ただ、「もう2年ばかり待ってくれ」や、弔いの場面で熊たちは、明らかに小十郎のために行動を起こしている。この点を切り取れば小十郎と熊たちの関係は、獲る獲られるだけのものでない可能性が見えてくる。

例えば山で私たちがキノコ狩りをするとき、採ったキノコを竹籠に入れて歩くと、竹の編み目から胞子がこぼれることで繁殖の手助けになるという。猟師と獲物の間に、そんな持ちつ持たれつの関係があるのか。

機能不全となった″三すくみ”

作中に「狐けん」という単語が登場する。狐は猟師に獲られ、猟師は旦那に頭が上がらず、旦那は狐に化かされる、という三すくみのことだ。

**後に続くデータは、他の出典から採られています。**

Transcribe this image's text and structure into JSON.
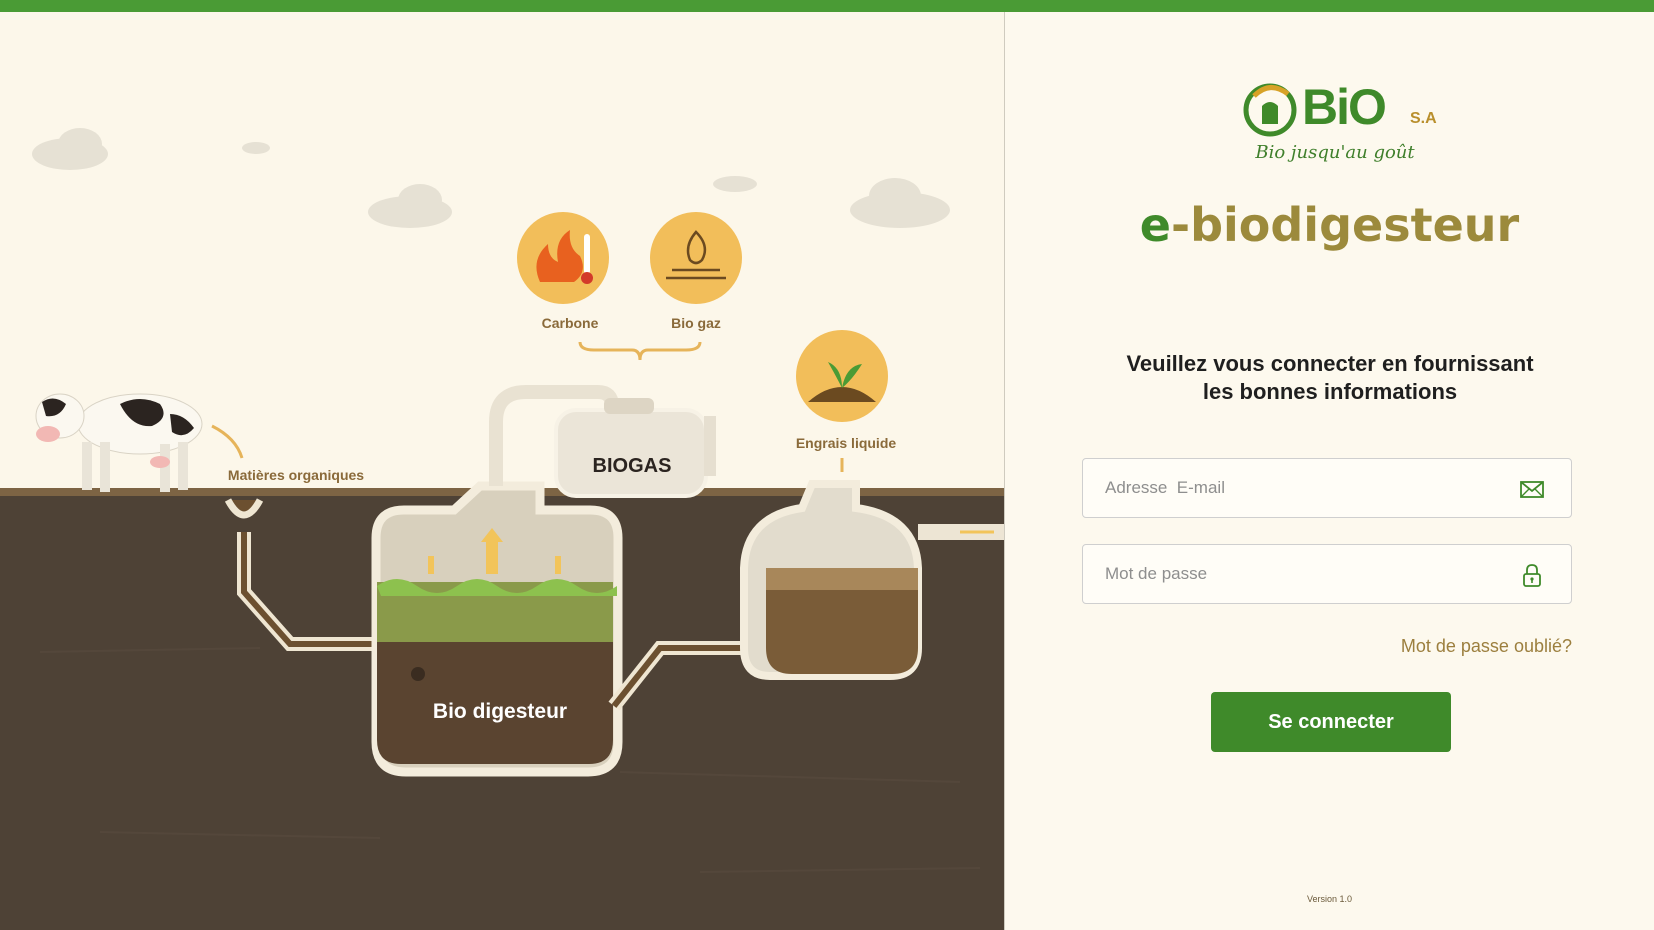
{
  "brand": {
    "logo_word": "BiO",
    "logo_suffix": "S.A",
    "tagline": "Bio jusqu'au goût",
    "app_title_prefix": "e",
    "app_title_rest": "-biodigesteur"
  },
  "login": {
    "instructions_line1": "Veuillez vous connecter en fournissant",
    "instructions_line2": "les bonnes informations",
    "email_placeholder": "Adresse  E-mail",
    "password_placeholder": "Mot de passe",
    "forgot_label": "Mot de passe oublié?",
    "submit_label": "Se connecter",
    "version": "Version 1.0"
  },
  "illustration": {
    "carbone": "Carbone",
    "biogaz": "Bio gaz",
    "engrais": "Engrais liquide",
    "matieres": "Matières organiques",
    "biogas_tank": "BIOGAS",
    "digester": "Bio digesteur"
  },
  "colors": {
    "brand_green": "#3f8a2a",
    "brand_gold": "#9c8a3c",
    "soil": "#4e4236",
    "background": "#fdf9ee"
  },
  "icons": {
    "email": "envelope-icon",
    "password": "lock-icon"
  }
}
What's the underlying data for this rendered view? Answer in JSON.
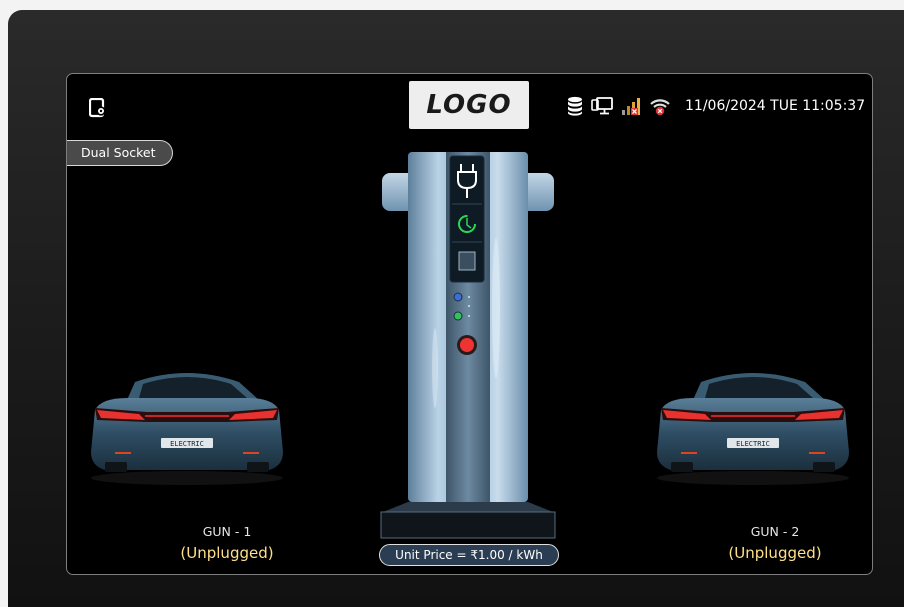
{
  "header": {
    "logo_text": "LOGO",
    "datetime": "11/06/2024 TUE 11:05:37",
    "mode": "Dual Socket"
  },
  "status_icons": [
    "database-icon",
    "network-monitor-icon",
    "signal-bars-icon",
    "wifi-error-icon"
  ],
  "guns": [
    {
      "label": "GUN - 1",
      "status": "(Unplugged)"
    },
    {
      "label": "GUN - 2",
      "status": "(Unplugged)"
    }
  ],
  "car_plate": "ELECTRIC",
  "charger": {
    "unit_price": "Unit Price = ₹1.00 / kWh"
  },
  "colors": {
    "screen_bg": "#000000",
    "status_yellow": "#ffe08a",
    "charger_blue": "#8fb2cf"
  }
}
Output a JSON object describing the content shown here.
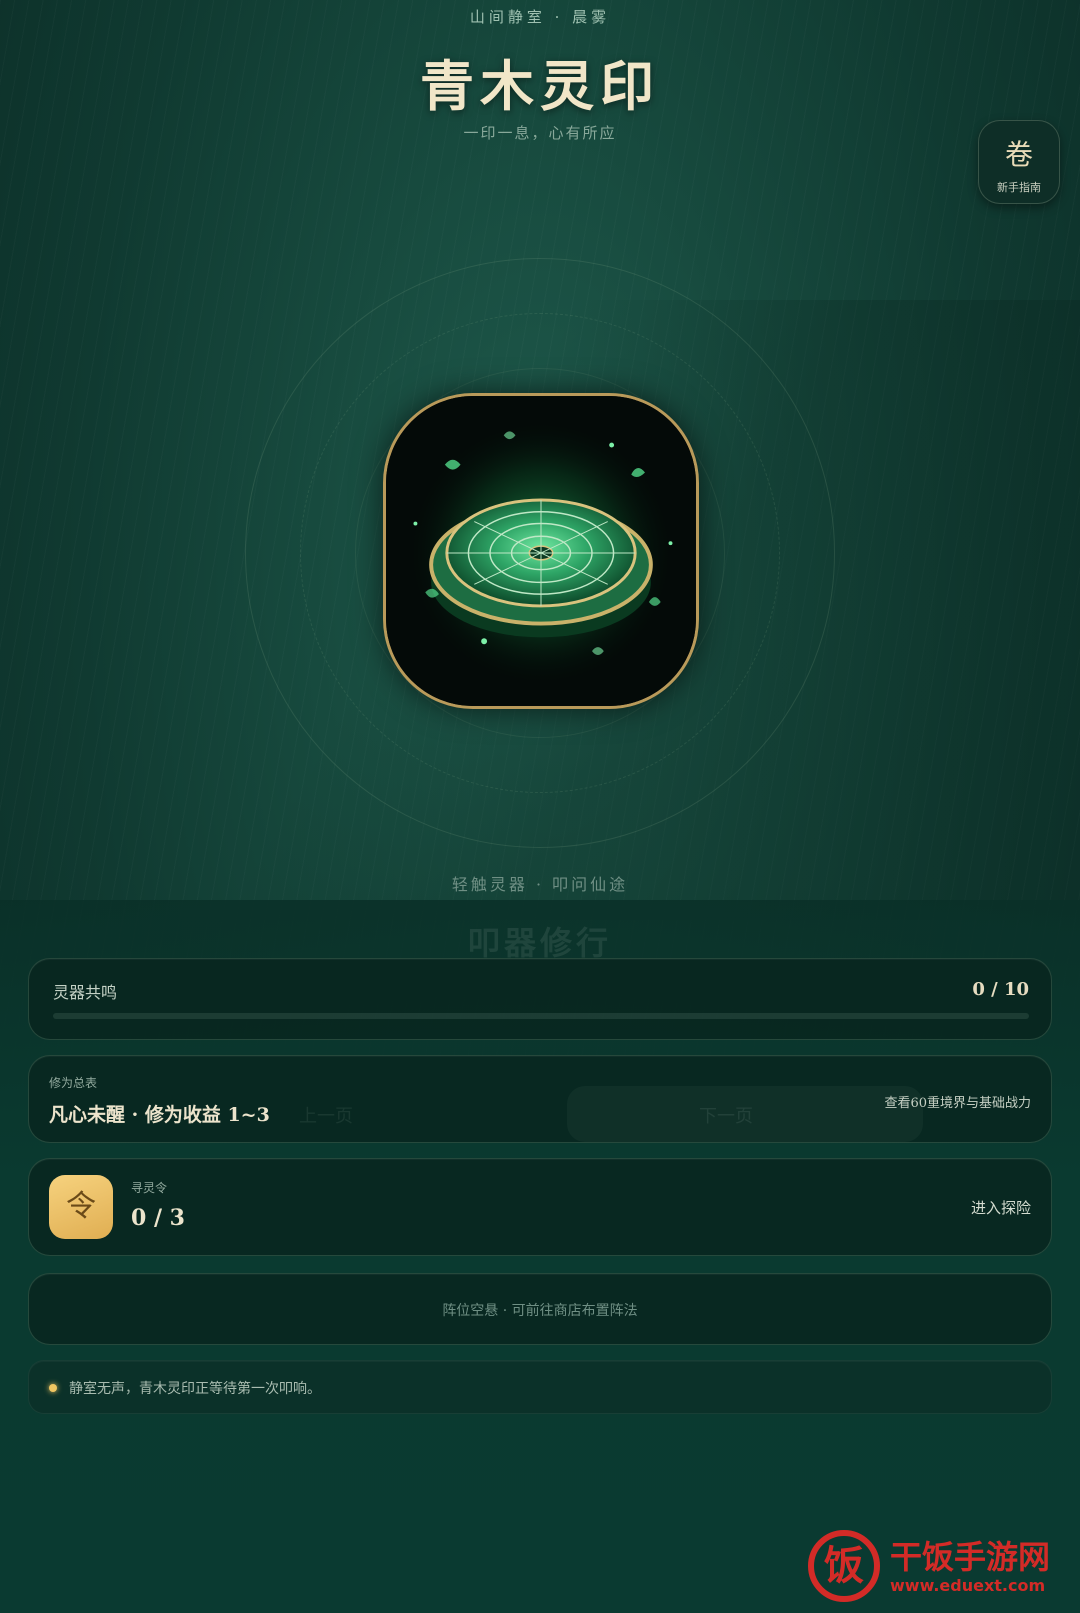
{
  "header": {
    "location": "山间静室 · 晨雾",
    "title": "青木灵印",
    "tagline": "一印一息，心有所应"
  },
  "guide_button": {
    "glyph": "卷",
    "label": "新手指南"
  },
  "seal": {
    "icon": "jade-seal-artifact",
    "hint": "轻触灵器 · 叩问仙途"
  },
  "section_heading": "叩器修行",
  "resonance": {
    "label": "灵器共鸣",
    "count": "0 / 10",
    "progress": 0
  },
  "cultivation": {
    "label": "修为总表",
    "value": "凡心未醒 · 修为收益 1~3",
    "link": "查看60重境界与基础战力",
    "ghost_prev": "上一页",
    "ghost_next": "下一页"
  },
  "token": {
    "icon_glyph": "令",
    "label": "寻灵令",
    "value": "0 / 3",
    "link": "进入探险"
  },
  "formation": {
    "text": "阵位空悬 · 可前往商店布置阵法"
  },
  "log": {
    "text": "静室无声，青木灵印正等待第一次叩响。"
  },
  "watermark": {
    "logo_glyph": "饭",
    "name": "干饭手游网",
    "url": "www.eduext.com"
  },
  "colors": {
    "accent_gold": "#f0c662",
    "frame_gold": "#b99a5a",
    "background": "#174a3e",
    "watermark_red": "#d32b27"
  }
}
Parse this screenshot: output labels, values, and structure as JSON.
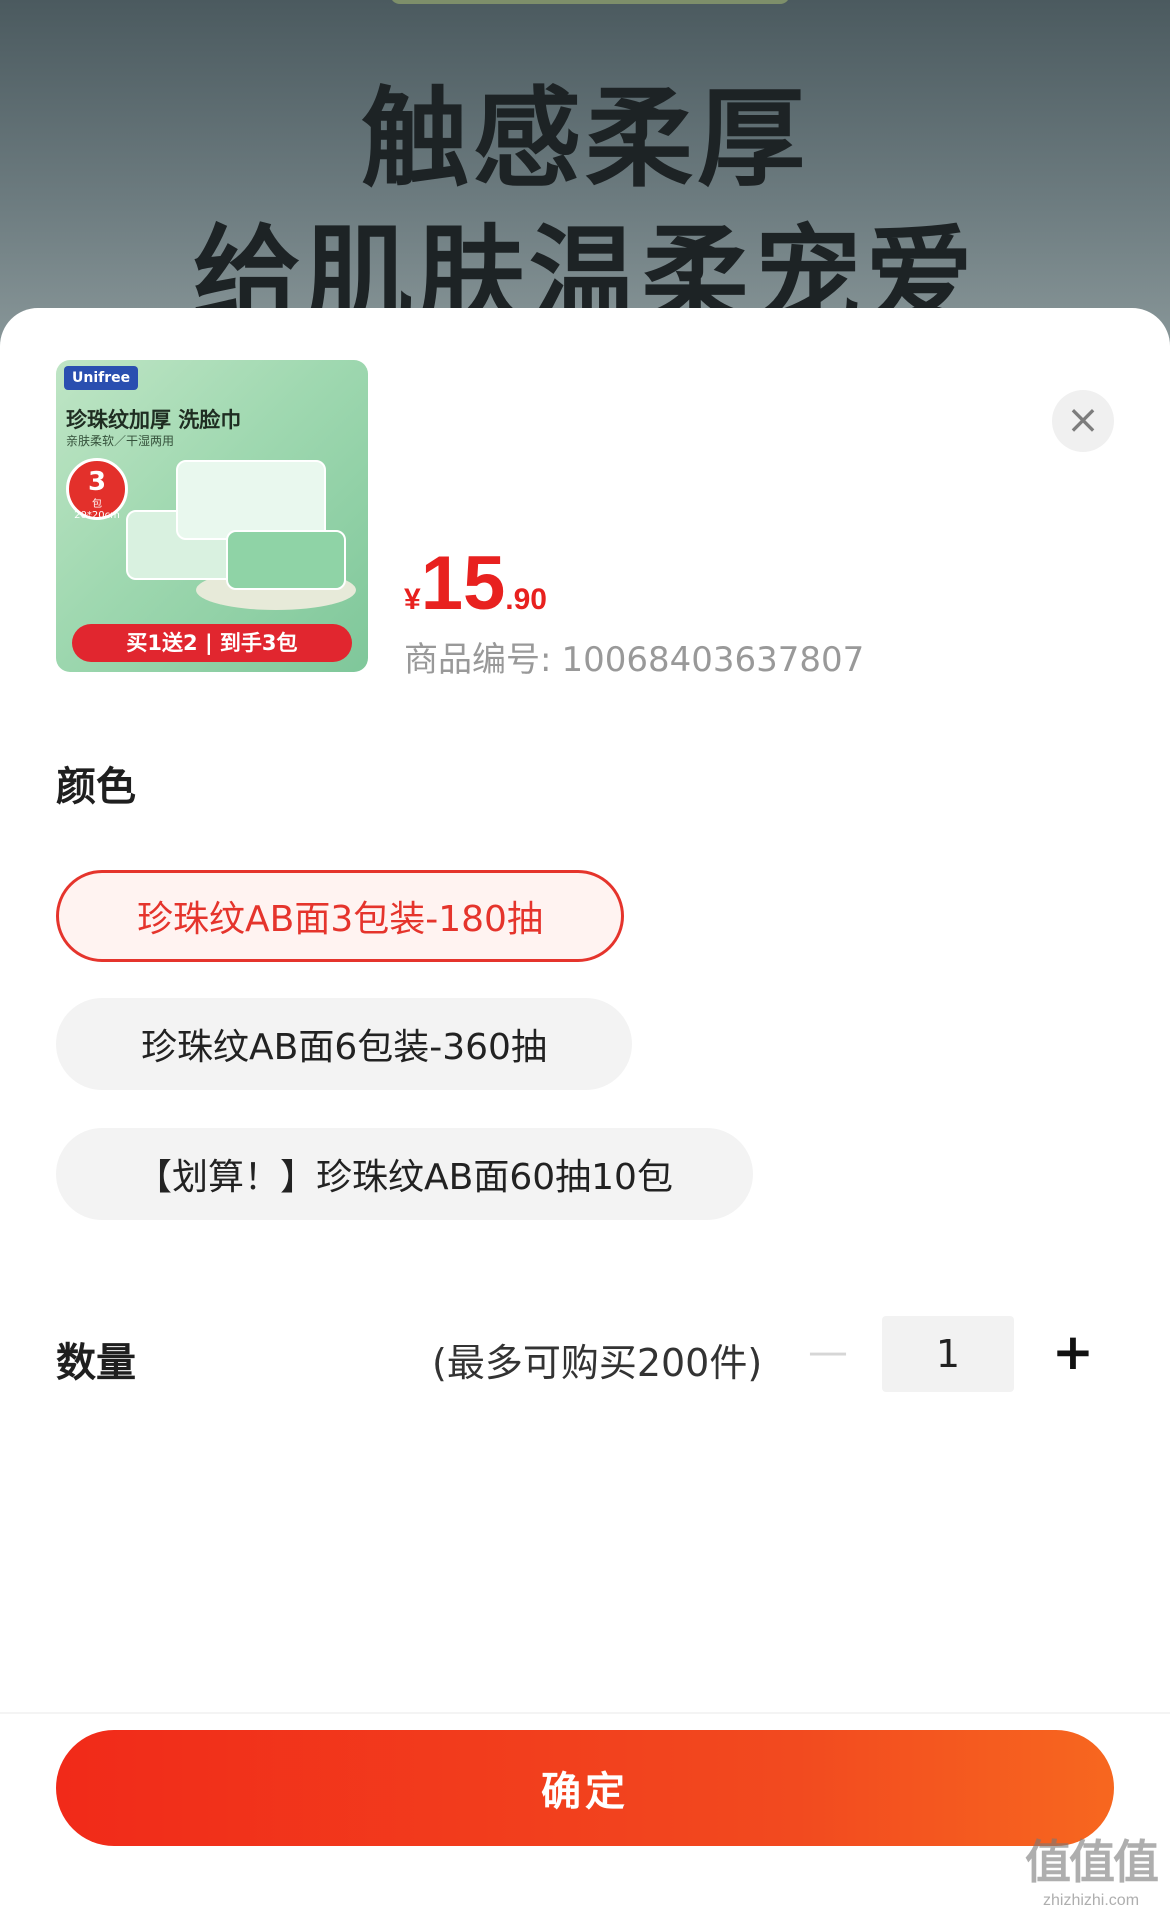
{
  "banner": {
    "line1": "触感柔厚",
    "line2": "给肌肤温柔宠爱"
  },
  "product": {
    "image": {
      "brand": "Unifree",
      "title": "珍珠纹加厚 洗脸巾",
      "subtitle": "亲肤柔软／干湿两用",
      "badge_count": "3",
      "badge_unit": "包",
      "badge_size": "20*20cm",
      "promo": "买1送2 | 到手3包"
    },
    "price": {
      "currency": "¥",
      "integer": "15",
      "decimal": ".90"
    },
    "sku_label": "商品编号:",
    "sku_number": "10068403637807"
  },
  "close_icon": "×",
  "color_section": {
    "title": "颜色",
    "options": [
      {
        "label": "珍珠纹AB面3包装-180抽",
        "selected": true
      },
      {
        "label": "珍珠纹AB面6包装-360抽",
        "selected": false
      },
      {
        "label": "【划算！】珍珠纹AB面60抽10包",
        "selected": false
      }
    ]
  },
  "quantity": {
    "title": "数量",
    "limit_text": "(最多可购买200件)",
    "minus": "—",
    "value": "1",
    "plus": "+"
  },
  "confirm_label": "确定",
  "watermark": {
    "mark": "值值值",
    "url": "zhizhizhi.com"
  },
  "colors": {
    "accent": "#e5342c",
    "price": "#e8211f",
    "button_start": "#f12a19",
    "button_end": "#f7671f"
  }
}
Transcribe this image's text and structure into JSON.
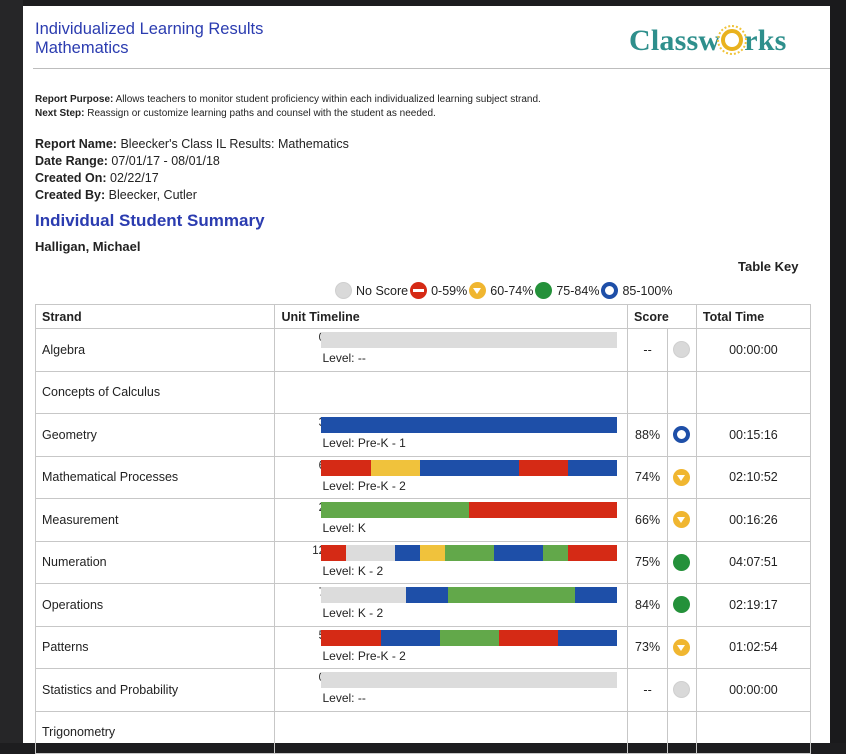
{
  "header": {
    "title_line1": "Individualized Learning Results",
    "title_line2": "Mathematics",
    "logo_text_left": "Classw",
    "logo_text_right": "rks"
  },
  "purpose": {
    "purpose_label": "Report Purpose:",
    "purpose_text": "Allows teachers to monitor student proficiency within each individualized learning subject strand.",
    "next_label": "Next Step:",
    "next_text": "Reassign or customize learning paths and counsel with the student as needed."
  },
  "meta": {
    "report_name_label": "Report Name:",
    "report_name": "Bleecker's Class IL Results: Mathematics",
    "date_range_label": "Date Range:",
    "date_range": "07/01/17 - 08/01/18",
    "created_on_label": "Created On:",
    "created_on": "02/22/17",
    "created_by_label": "Created By:",
    "created_by": "Bleecker, Cutler"
  },
  "section_title": "Individual Student Summary",
  "student_name": "Halligan, Michael",
  "table_key": {
    "title": "Table Key",
    "items": [
      {
        "label": "No Score",
        "icon": "gray-circle-icon"
      },
      {
        "label": "0-59%",
        "icon": "red-minus-icon"
      },
      {
        "label": "60-74%",
        "icon": "yellow-down-arrow-icon"
      },
      {
        "label": "75-84%",
        "icon": "green-circle-icon"
      },
      {
        "label": "85-100%",
        "icon": "blue-ring-icon"
      }
    ]
  },
  "table": {
    "headers": [
      "Strand",
      "Unit Timeline",
      "Score",
      "Total Time"
    ],
    "rows": [
      {
        "strand": "Algebra",
        "count": "0",
        "level": "Level: --",
        "score": "--",
        "icon": "gray",
        "time": "00:00:00",
        "segments": []
      },
      {
        "strand": "Concepts of Calculus",
        "count": "",
        "level": "",
        "score": "",
        "icon": "",
        "time": "",
        "segments": []
      },
      {
        "strand": "Geometry",
        "count": "3",
        "level": "Level: Pre-K - 1",
        "score": "88%",
        "icon": "blue",
        "time": "00:15:16",
        "segments": [
          "blu",
          "blu",
          "blu"
        ]
      },
      {
        "strand": "Mathematical Processes",
        "count": "6",
        "level": "Level: Pre-K - 2",
        "score": "74%",
        "icon": "yellow",
        "time": "02:10:52",
        "segments": [
          "red",
          "yel",
          "blu",
          "blu",
          "red",
          "blu"
        ]
      },
      {
        "strand": "Measurement",
        "count": "2",
        "level": "Level: K",
        "score": "66%",
        "icon": "yellow",
        "time": "00:16:26",
        "segments": [
          "grn",
          "red"
        ]
      },
      {
        "strand": "Numeration",
        "count": "12",
        "level": "Level: K - 2",
        "score": "75%",
        "icon": "green",
        "time": "04:07:51",
        "segments": [
          "red",
          "gry",
          "gry",
          "blu",
          "yel",
          "grn",
          "grn",
          "blu",
          "blu",
          "grn",
          "red",
          "red"
        ]
      },
      {
        "strand": "Operations",
        "count": "7",
        "level": "Level: K - 2",
        "score": "84%",
        "icon": "green",
        "time": "02:19:17",
        "segments": [
          "gry",
          "gry",
          "blu",
          "grn",
          "grn",
          "grn",
          "blu"
        ]
      },
      {
        "strand": "Patterns",
        "count": "5",
        "level": "Level: Pre-K - 2",
        "score": "73%",
        "icon": "yellow",
        "time": "01:02:54",
        "segments": [
          "red",
          "blu",
          "grn",
          "red",
          "blu"
        ]
      },
      {
        "strand": "Statistics and Probability",
        "count": "0",
        "level": "Level: --",
        "score": "--",
        "icon": "gray",
        "time": "00:00:00",
        "segments": []
      },
      {
        "strand": "Trigonometry",
        "count": "",
        "level": "",
        "score": "",
        "icon": "",
        "time": "",
        "segments": []
      }
    ]
  },
  "colors": {
    "red": "#d52a15",
    "yellow": "#f0c23c",
    "blue": "#1e4fa8",
    "green": "#62a84a",
    "gray": "#dcdcdc",
    "title_blue": "#2b3cb0",
    "logo_teal": "#2e8f8c"
  }
}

もちろんこの物語の中では熊だが。

物語の時代設定について明確な記述は無いが、「町」にある店に並んだ商品の様子や、「中山街道はこのごろ誰も歩かない」としており、道路の拡張や付け替えが進んでいることが伺えるので、明治〜昭和時代前期くらいが舞台なのだろう。近代以前であれば、人が狐に化かされるという話が、ある程度信じられていたかもしれない。しかし、この時代に至ってその様な迷信は、説得力を持っていたのだろうか。まして、旦那がいる「町」は既に、動物が這入りこんでいける場所ではなかったのではないだろうか。

つまり、三すくみのうちの一辺が機能していないことになる。旦那だけが得をして、熊は勝つ相手がいないこの状態について、語り手は「しゃくにさわってたまらない」としている。さらに「こんないやなずるいやつらは、世界がだんだん進歩すると、ひとりで消えてなくなって行く」として、三すくみが復活することを願っている。

そもそも「勝つ」とはどんな状態なのか。現在の私たちからすれば自然環境や天然資源は、神が人間のために与えたものではないし、無尽蔵にあるものではない、というのは自明のことだ。この作品が書かれた1930年代にそのような認識がどのくらい存在したのかはわからない。作者が「環境保護」などという観点を持っていたかは不明だが、少なくとも人間がただひたすらに、自然の中から資源を持ち出していく状態を良いとは思っていないことが伺える。人間も自然に対して何かしらの供給を行う必要があり、そのことを三すくみといっているのではないだろうか。

しかし作中ではその状態にはなっていない。熊は本来勝つべきところに勝つことができずにいる。供給されるものはなく、奪われていく一方だ。結局小十郎がその割を食うように、熊に殺されてしまう。熊が小十郎に襲い掛かったとき、「おお小十郎、お前を殺すつもりはなかった」と言っている。本来あるべき形を叶えることができない、熊と作者のやるせない思いがこの言葉に詰まっているのではないだろうか。

近代化への問題提起

近代化によって多くの人々が豊かになった。一方でそこから取り残されてしまう人がいたり、人間以外の自然や動植物にはしわ寄せが及ぶことになってしまった。小十郎や熊たちは、旦那が大部分を食い荒らしてしまったパイの、残ったわずかな部分を分け合いながら、なんとかその日その日を生き長らえている。「近代化の素晴らしさ」の裏で、生じる矛盾や、理不尽な境遇におかれているものがあるという不条理さに目を向けた作品なのだと思う。